By Ange Mlinko
From this balcony the sight lines are clear to the rooftop volleyball court of my son's elementary school
(from its mesh cage the kids at P.E. class raise a right ruckus)—
I look over; is he up there now? No; his is a different period
I'm squeezing some orange halves on a cheap plastic boat with a dome like a parliament and teeth at the spout to catch seeds and pulp
Dragging a haul of juicing oranges all the way down-campus in my bag stitched with the word “Cyprus”
I recall the oranges were mostly on the trees in Cyprus
It was the potato we were about then: the famous Cypriot, grown in red dirt and baked "in its jacket," fluffy as a buttered cloud . . .
We would pass the fields of red dirt and then a schoolyard and wonder what it would be like to be a child raised on an island like this
Squat between sun and sea, never an ice age, abounding with indigenous flowers evolving freely, without extinctions
But, oh yeah—massacres
Barbed wire slicing Nicosia in a crescent ghetto
My grandmother picked potatoes on a collective farm at the age of nine, after her father died
But the funny story she told was of having shut herself inadvertently in the potato cellar while her mother was ill with pneumonia
The eldest child, she knew that if her mother died as well it would all be on her shoulders—the infant, the other children—
And, already terrified to begin with, she began bawling
But you know, someone let her out after a few hours
Her mother survived the pneumonia
She survived the potato farm
Then when she was eighteen and working in a hospital kitchen her supervisor—Psst!—opened the pantry and gestured toward the potatoes, pocketing some in her overcoat
She was terrified all over again
If she did help herself, their boss, a kind man, would find out
If she didn't help herself, her supervisor would know she knew
She didn't take the potatoes and she didn't get fired, and decades later she would return to the scene of demoralization, her version of: THE STALIN YEARS
The volleyball court has gone silent
The P.E. teacher, whose name I don't remember, rests his arms against the ledge and overlooks the street, the campus, my building, in which I sit, stuck in a thought about potatoes
He stands there a minute or two, in repose, then turns and walks away, leaving the scene unpopulated as in some sketch or exercise by a painter removed from the north to a Mediterranean Arcadia full of ruins and cypresses
Oh, it would be an exaggeration to say it's full of ruins here!
More like one of those mythological scenes with youths and gods in a crowded sky
Bliss Street overflowing with students slowing traffic as they drift across the road, scooters clustered outside the gate inscribed with the motto “That life may be lived more abundantly”
Perfect motto for a university.

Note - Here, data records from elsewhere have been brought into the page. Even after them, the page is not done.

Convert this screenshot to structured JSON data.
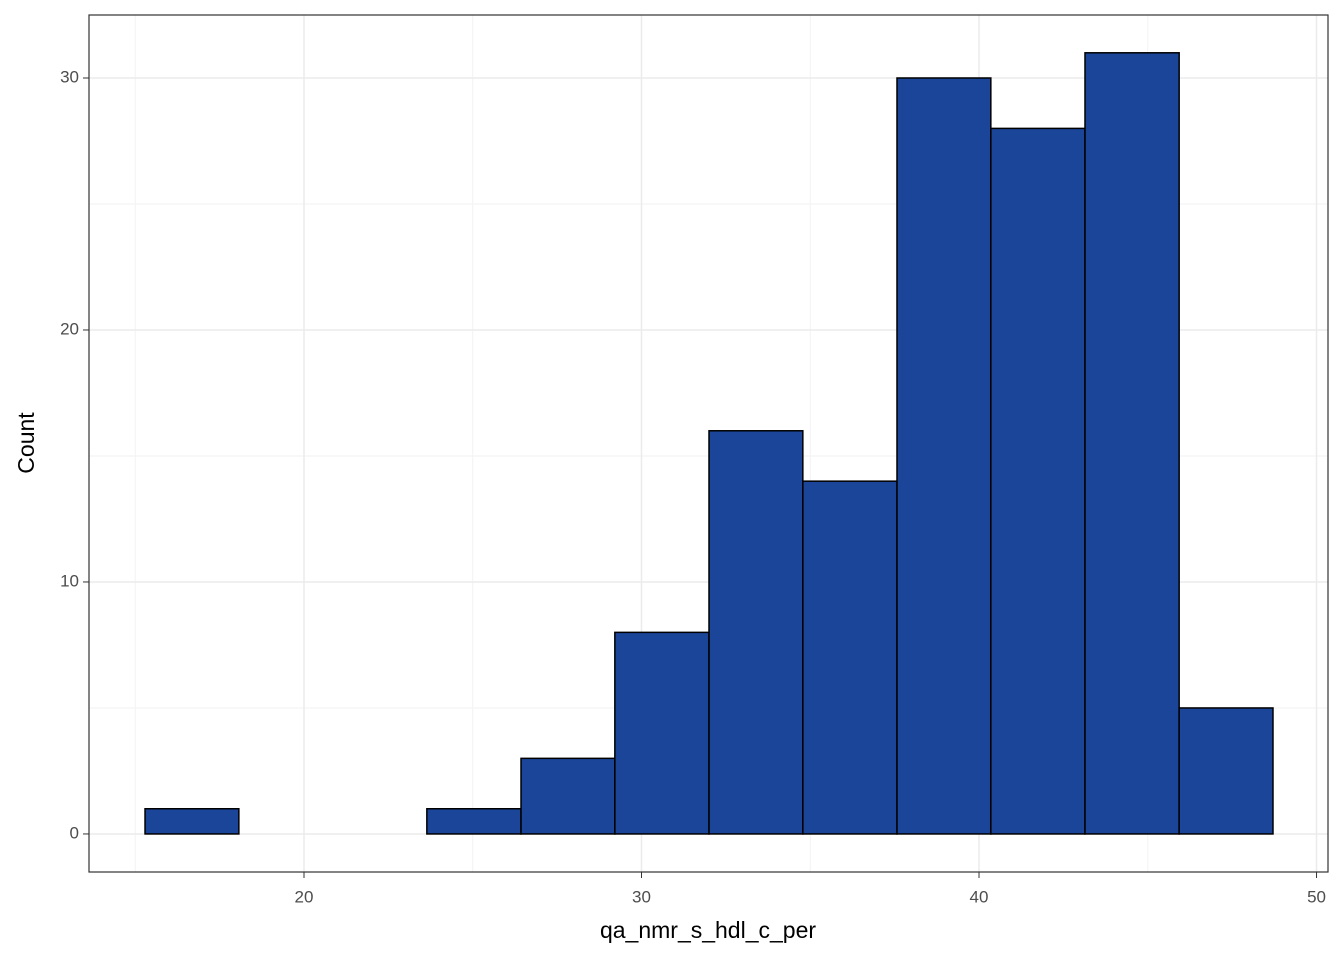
{
  "chart_data": {
    "type": "histogram",
    "x_label": "qa_nmr_s_hdl_c_per",
    "y_label": "Count",
    "bins": [
      15.29,
      18.07,
      20.86,
      23.64,
      26.43,
      29.21,
      32.0,
      34.78,
      37.57,
      40.35,
      43.14,
      45.93,
      48.71
    ],
    "counts": [
      1,
      0,
      0,
      1,
      3,
      8,
      16,
      14,
      30,
      28,
      31,
      5
    ],
    "color": "#1a4598",
    "edge_color": "#000000",
    "xlim": [
      13.63,
      50.34
    ],
    "ylim": [
      -1.51,
      32.5
    ],
    "xticks": [
      20,
      30,
      40,
      50
    ],
    "yticks": [
      0,
      10,
      20,
      30
    ],
    "x_minor_grid": [
      15,
      25,
      35,
      45
    ],
    "y_minor_grid": [
      5,
      15,
      25
    ],
    "grid": true
  }
}
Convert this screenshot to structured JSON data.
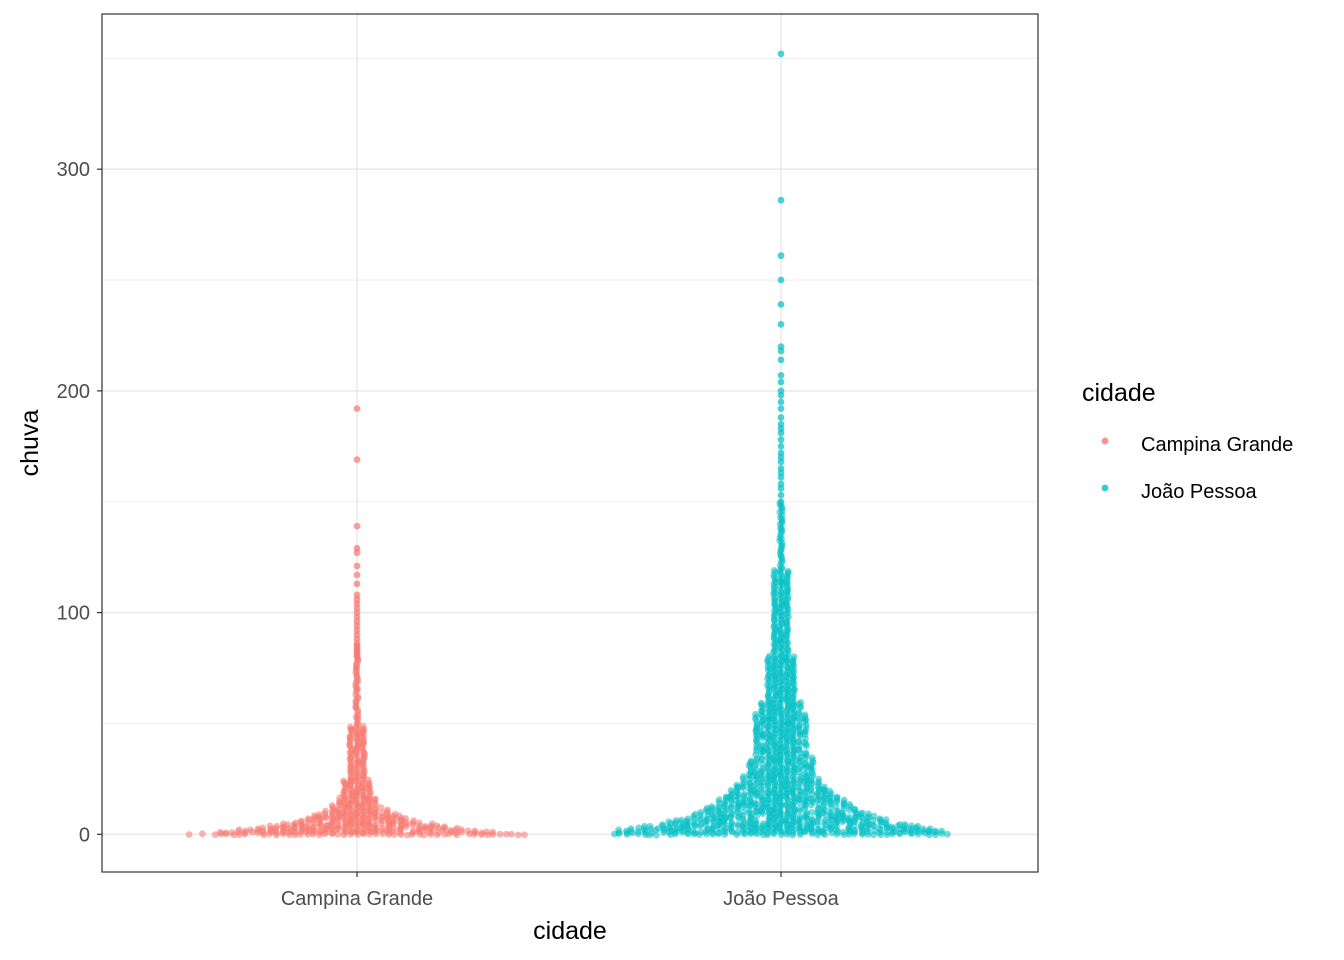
{
  "chart_data": {
    "type": "scatter",
    "subtype": "beeswarm",
    "title": "",
    "xlabel": "cidade",
    "ylabel": "chuva",
    "categories": [
      "Campina Grande",
      "João Pessoa"
    ],
    "ylim": [
      -17,
      370
    ],
    "yticks": [
      0,
      100,
      200,
      300
    ],
    "grid": true,
    "legend": {
      "title": "cidade",
      "position": "right",
      "entries": [
        "Campina Grande",
        "João Pessoa"
      ]
    },
    "colors": {
      "Campina Grande": "#F8766D",
      "João Pessoa": "#00BFC4"
    },
    "series": [
      {
        "name": "Campina Grande",
        "max": 192,
        "outliers": [
          192,
          169,
          139,
          129,
          127,
          121,
          117,
          113,
          108,
          106,
          104,
          102,
          100,
          98,
          96,
          94,
          92,
          90,
          88,
          86,
          85,
          84,
          83,
          82,
          81,
          80
        ],
        "density": [
          [
            0,
            75
          ],
          [
            1,
            60
          ],
          [
            2,
            48
          ],
          [
            3,
            40
          ],
          [
            4,
            32
          ],
          [
            5,
            27
          ],
          [
            6,
            22
          ],
          [
            8,
            16
          ],
          [
            10,
            12
          ],
          [
            12,
            9
          ],
          [
            14,
            7
          ],
          [
            17,
            5.5
          ],
          [
            20,
            4.5
          ],
          [
            25,
            3.5
          ],
          [
            30,
            2.8
          ],
          [
            40,
            2.0
          ],
          [
            50,
            1.5
          ],
          [
            60,
            1.1
          ],
          [
            70,
            0.8
          ],
          [
            80,
            0.5
          ]
        ]
      },
      {
        "name": "João Pessoa",
        "max": 352,
        "outliers": [
          352,
          286,
          261,
          250,
          239,
          230,
          220,
          218,
          214,
          207,
          204,
          200,
          198,
          195,
          192,
          188,
          185,
          183,
          181,
          178,
          175,
          172,
          170,
          168,
          165,
          163,
          161,
          158,
          156,
          153,
          150
        ],
        "density": [
          [
            0,
            75
          ],
          [
            2,
            70
          ],
          [
            4,
            55
          ],
          [
            6,
            45
          ],
          [
            8,
            40
          ],
          [
            10,
            33
          ],
          [
            12,
            28
          ],
          [
            15,
            24
          ],
          [
            18,
            20
          ],
          [
            22,
            16
          ],
          [
            26,
            13
          ],
          [
            30,
            11
          ],
          [
            35,
            10
          ],
          [
            40,
            9.5
          ],
          [
            45,
            9.5
          ],
          [
            50,
            9
          ],
          [
            55,
            7.5
          ],
          [
            60,
            5.5
          ],
          [
            70,
            4.5
          ],
          [
            80,
            3.5
          ],
          [
            90,
            2.8
          ],
          [
            100,
            2.2
          ],
          [
            110,
            1.8
          ],
          [
            120,
            1.5
          ],
          [
            130,
            1.3
          ],
          [
            140,
            1.1
          ],
          [
            150,
            0.8
          ]
        ]
      }
    ]
  }
}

Perfect
As the fig trees were perfect that grew all into one boxy wreath round the dry fountain the kids on rented bicycles circled madly
That survived the civil war by the looks of their thick trunks, ringed by apartment blocks and antennae raised into a looming cloud the color of putty. Putty, not putti
From this week's New Yorker. Mlinko's Shoulder Season was released in April 2010.
My semiannual dentist appointment was Wednesday morning, and the hygienist said my gums looked great, which they didn't a year ago -- she took my blood pressure, which was below normal even though I didn't eat particularly well this weekend, and told me that blood pressure can affect gum health. So add another reason to be glad I'm avoiding sodium! After the dentist, I met Kay for her birthday lunch -- her birthday isn't until Friday, but our kids have no school that day, so we figured we'd better meet earlier -- we went to California Pizza Kitchen, and I brought home half a Thai pizza which I get to eat for lunch tomorrow, yay!
The afternoon and evening were weird. Adam came with me to the food store because we discovered we were completely out of breakfast cereal and all snacks that he liked, and Daniel got stressed out about various abstract political and social issues while evading questions about whether this was really about college applications or what. We watched Undercovers, which remains enjoyable but at a fairly superficial fannish level for me -- I have no Deep Thoughts whatsoever to convey. Through it all, watching bits of the Chilean mine rescue has buoyed my mood...and the mood of the entire world, I suspect.